Chimamanda Ngozi Adichie : Conteuse engagée et universelle [Nigéria]
L’écrivaine nigériane Chimamanda Ngozi Adichie, célèbre pour son roman best-seller Americanah, a également signé Chère Ijeawele, remarquable guide pratique pour une éducation égalitaire des enfants. Grande figure internationale de l’égalité femmes‑hommes, elle était l’invitée d’honneur de la troisième Nuit des idées, à Paris, en janvier dernier. Extraits.
Propos traduits par Fanny Essiyé
Paru dans Femmes ici et ailleurs #25, mai-juin 2018
Biographie express
Chimamanda Ngozi Adichie est née à Enugu, au Nigéria, en 1977. Après un master de création littéraire à la prestigieuse école de John-Hopkins à Baltimore, elle publie son premier roman L’Hibiscus pourpre en 2003, qui est acclamé par la critique. L’Autre Moitié du Soleil, son deuxième roman, lui fait décrocher le Orange Prize for Fiction en 2007. Son essai Nous sommes tous des féministes a également reçu un accueil enthousiaste, il a notamment été distribué à l’ensemble des lycéen·ne·s suédois·es.
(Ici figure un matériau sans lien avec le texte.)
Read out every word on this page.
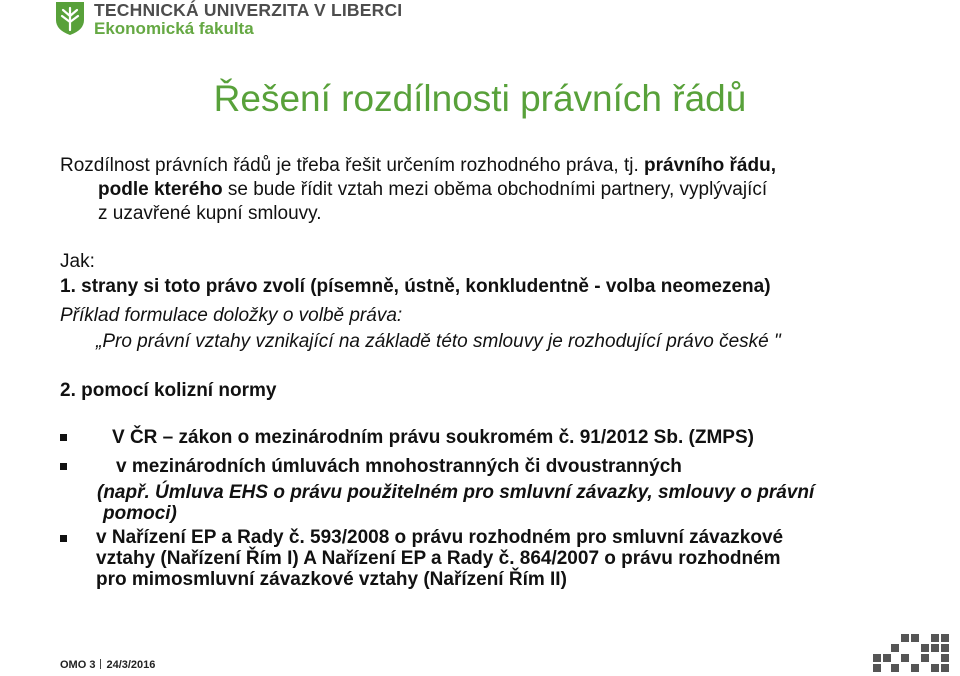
TECHNICKÁ UNIVERZITA V LIBERCI
Ekonomická fakulta
Řešení rozdílnosti právních řádů
Rozdílnost právních řádů je třeba řešit určením rozhodného práva, tj. právního řádu,
podle kterého se bude řídit vztah mezi oběma obchodními partnery, vyplývající
z uzavřené kupní smlouvy.
Jak:
1. strany si toto právo zvolí (písemně, ústně, konkludentně - volba neomezena)
Příklad formulace doložky o volbě práva:
„Pro právní vztahy vznikající na základě této smlouvy je rozhodující právo české "
2. pomocí kolizní normy
V ČR – zákon o mezinárodním právu soukromém č. 91/2012 Sb. (ZMPS)
v mezinárodních úmluvách mnohostranných či dvoustranných
(např. Úmluva EHS o právu použitelném pro smluvní závazky, smlouvy o právní
pomoci)
v Nařízení EP a Rady č. 593/2008 o právu rozhodném pro smluvní závazkové
vztahy (Nařízení Řím I) A Nařízení EP a Rady č. 864/2007 o právu rozhodném
pro mimosmluvní závazkové vztahy (Nařízení Řím II)
OMO 3 24/3/2016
Americanah, le troisième roman de Chimamanda Ngozi Adichie est son plus gros succès : traduit en vingt-cinq langues, il s’est vendu à des centaines de milliers d’exemplaires et va être adapté en mini-série TV par le tandem Lupita Nyong’o (Twelve years a slave, Black Panther) et Danai Gurira (Walking dead, Black Panther, Avengers). L’autrice a également donné plusieurs TEDx, des conférences où elle défend ses engagements féministes et antiracistes. Son dernier livre Chère Ijeawele : un manifeste pour une éducation féministe est sorti en mars 2017 aux éditions Gallimard.

Qu’est-ce qui vous a poussée à devenir autrice ? Est-ce parce que vous vouliez témoigner de ce qui se passe dans votre pays ?
J’ai du mal à me souvenir d’un moment où je n’ai pas voulu écrire. J’aime à penser que c’est un don qui m’a été offert par mes ancêtres. Je suis une conteuse d’histoire qui observe le monde et s’intéresse aux petits détails, aux nuances de la vie. Cependant, j’ai aussi envie d’écrire des histoires que je n’ai pas vécues.
Quels ont été les livres les plus importants pour vous, dans votre enfance ?
L’Enfant noir, de Camara Laye, est le livre qui a changé ma façon de voir. Ensuite, l’œuvre de Chinua Achebe a été très importante. À ce moment-là, j’ai commencé à lire de la littérature africaine pour jeunes adultes qui m’a permis de découvrir les réalités d’autres pays africains. Je viens d’une tradition d’écrivain·e·s africain·e·s et ma culture igbo a forgé ma manière de raconter des histoires. Si j’en suis là aujourd’hui, c’est grâce au travail des générations qui m’ont précédée.
J’ai grandi en lisant des textes d’écrivain·e·s de tous les horizons, de Russie ou d’Asie du Sud-Est, par exemple. Dans tous ces livres, je comprenais les personnages, même si j’étais différente d’eux. De la même manière, je n’ai jamais pensé que mon travail pourrait être autre chose qu’universel.
Il est nécessaire de donner la même place et la même valeur à la littérature africaine qu’à des littératures qui viennent d’autres endroits du monde. Pourtant, dans certains cercles littéraires, on lit la littérature africaine comme de l’anthropologie et non pas pour ce qu’elle est : de la littérature, point.
Pensez-vous que le rôle d’un·e écrivain·e est aussi de changer les mentalités ? Et pensez-vous qu’elles et ils ont ce pouvoir ?
Oui, les écrivain·e·s ont ce pouvoir. Les mots comptent et peuvent faire changer le monde. Ils ont eu un impact sur ma vie, mes lectures m’ont permis de m’ouvrir l’esprit, de remettre en cause des certitudes, modifier ma manière de penser. Raconter une histoire est important pour créer du lien entre nous, pour reconnaître l’humanité des personnes, par exemple dans des politiques publiques qui vont les concerner. Prenons par exemple dans des politiques publiques qui vont les concerner.
Prenons les discours sur les migrant·e·s et les réfugié·e·s. La manière dont on parle de ces personnes est tellement déshumanisante ! Je pense que si nous racontions l’histoire de leurs vies, si nous décidions de prendre en compte cette histoire, les lois qui les concernent seraient bien différentes : nous serions obligé·e·s de comprendre qu’elles et ils sont nos semblables. Ce n’est que le hasard de notre naissance qui fait que nous sommes ou non des réfugié·e·s, des personnes qui recherchent juste une vie meilleure.